AZ-Filmkritik
"Das zweite Leben des Monsieur Alain": Entdeckung der Menschlichkeit
22. August 2019, 0:00 Uhr aktualisiert am 22. August 2019, 0:00 Uhr
Fast wie im richtigen Kapitalismus: "Das zweite Leben des Monsieur Alain" ist allzu menschlich.
Entspannung, Entschleunigung, Work Life Balance? Für Alain Wapler (Fabrice Luchini) kein Thema. Um 5.50 lässt sich der Manager durch Wirtschaftsnachrichten wecken, schnelles Frühstück, Fahrt mit Chauffeur ins Büro, die Tage vollgestopft mit Terminen. Er ist ein autoritärer Chef, respektiert, aber gefürchtet, ein Macher auf der Überholspur ohne einen Funken Empathie oder wirkliche Freunde.
Und dann wird er aus dem Hamsterrad geworfen. Plötzlich Stillstand, ein Schlaganfall mit folgenden Sprach- und Gedächtnisstörungen: der Workaholic allein zu Haus! Eine junge Logopädin macht dem widerspenstigen Patienten klar, dass es Zeit braucht, um wieder zu funktionieren, wenn überhaupt.
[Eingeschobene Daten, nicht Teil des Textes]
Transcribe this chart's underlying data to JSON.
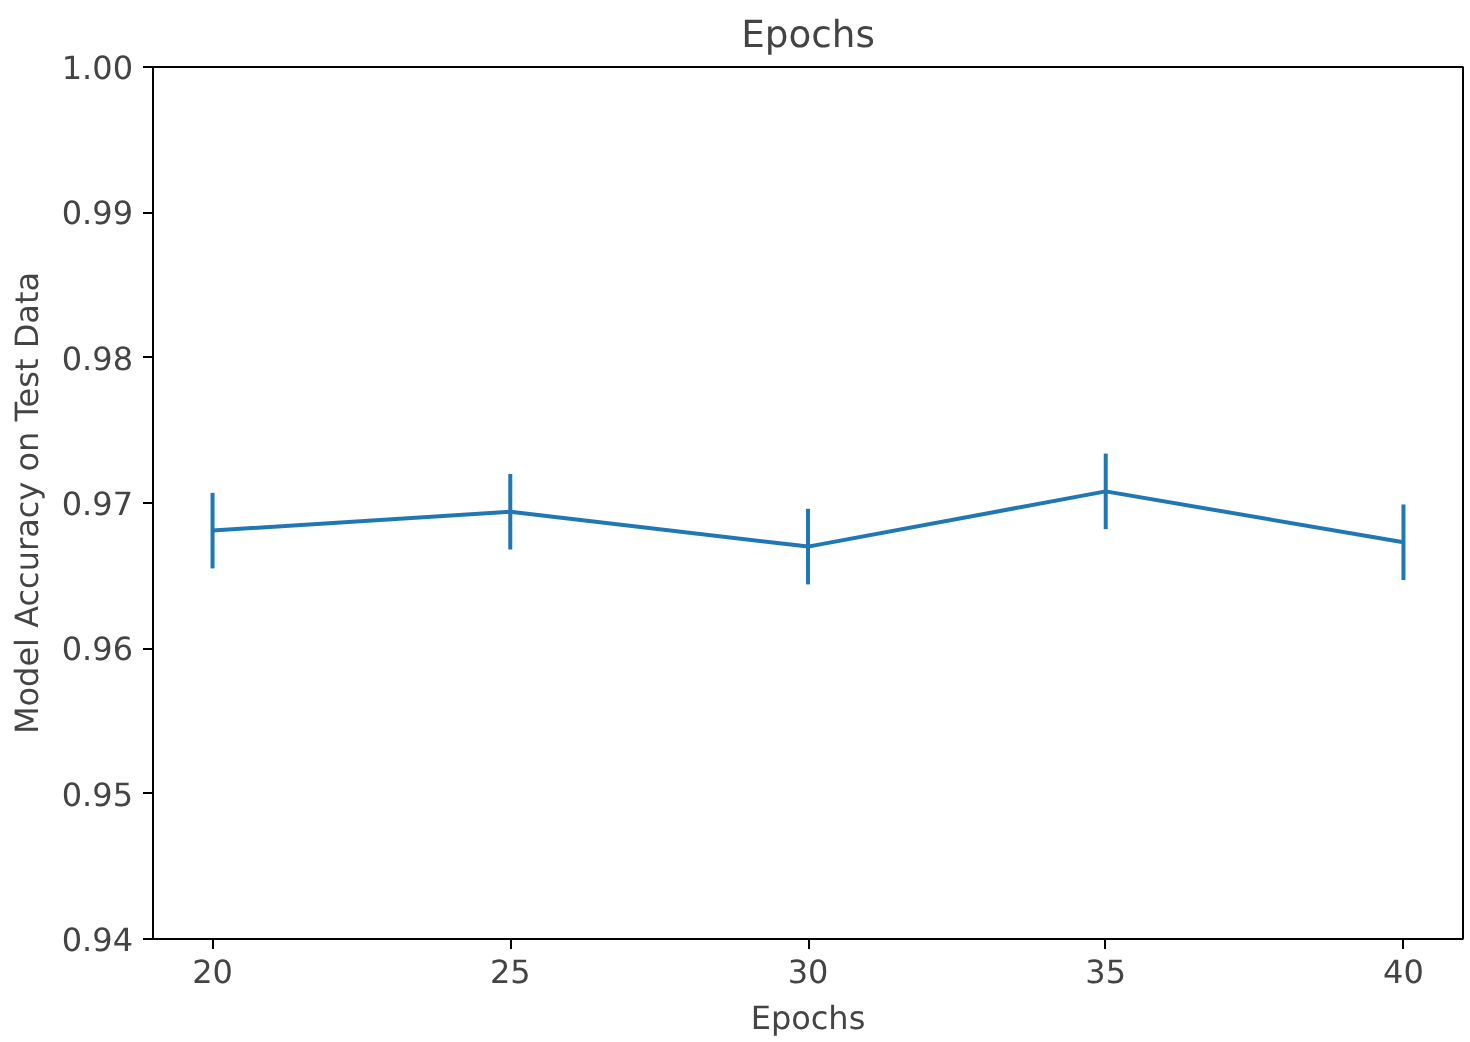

Alles das ist ein bisschen zu viel des Guten
Hervé Mimrans tragische, zärtliche und manchmal auch ziemlich drastische Tragikomödie dreht sich durch Wiederholungen etwas im Kreis. Die Geschichte basiert auf der Autobiografie von Peugeot- und Airbus-Boss Christian Streiff, der 2008 die Folgen seines Schlaganfalls drei Monate verbarg und dann innerhalb von zwei Stunden gefeuert wurde. Der filmische Kotzbrocken ist aber nicht wirklich er. Denn dieser Wapler darf noch mit Unterstützung der Logopädin auf der Genfer Automesse "sein" Luxus-Elektroauto vorstellen und fliegt erst einen Tag später aus der Job- und Komfortzone. Behinderte in der Hochglanzetage? Nein danke! So kriegt auch der Kapitalismus und sein Leitbild vom fitten Krieger sein Fett ab.
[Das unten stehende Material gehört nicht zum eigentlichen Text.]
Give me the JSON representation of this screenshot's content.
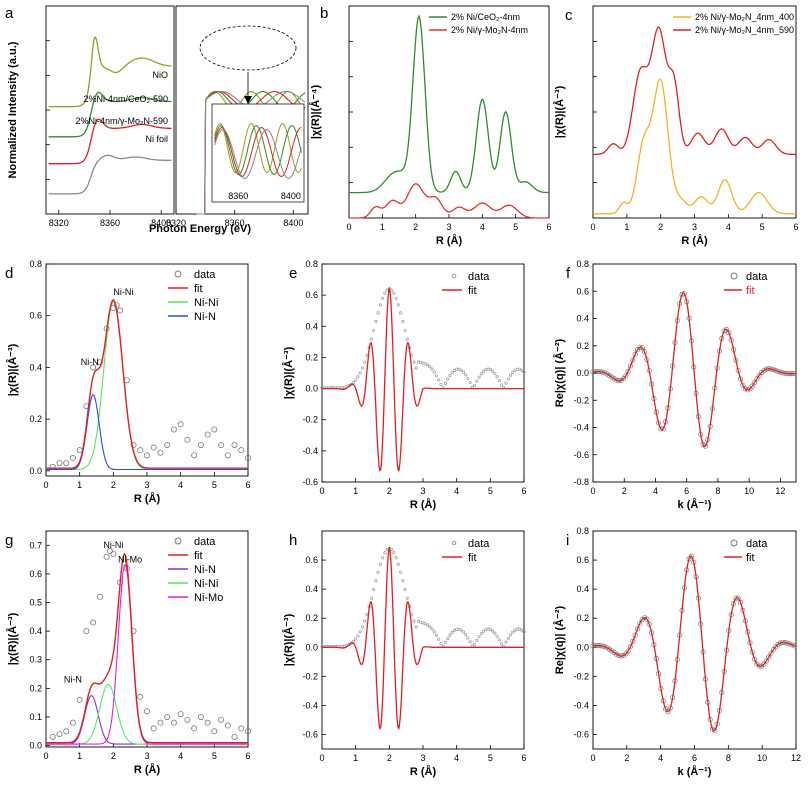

Manche Szenen auf dem Weg zurück zur Normalität rühren, aber die permanenten Sprachverwirrungen und Satzverdrehungen nerven. An Sentimentalität hingegen mangelt es nicht: die vom Vater vernachlässigte Tochter, die sich liebevoll um ihn kümmert, seine Wandlung vom Egoisten zum sympathischen Mann, der später auf dem Jakobsweg nach Orientierung sucht. Alles das ist ein bisschen zu viel des Guten. Amüsant aber sind die kleinen Kämpfe zwischen Luchini als einstigem Machttypen und Leila Bekhti als Helferin in der Not. Die wurde einst adoptiert und sucht nun ihre leibliche Mutter. Dass der vom Saulus zum Paulus mutierte Monsieur als ziemlich bester Freund jetzt die Verschollene für sie findet, setzt der Tragikomödie noch einen Kitsch-Tick drauf.
Kino: City, Mathäser sowie Monopol (auch OmU) und Theatiner (OmU); B&R: Hervé Mimran (F, 100 Min.)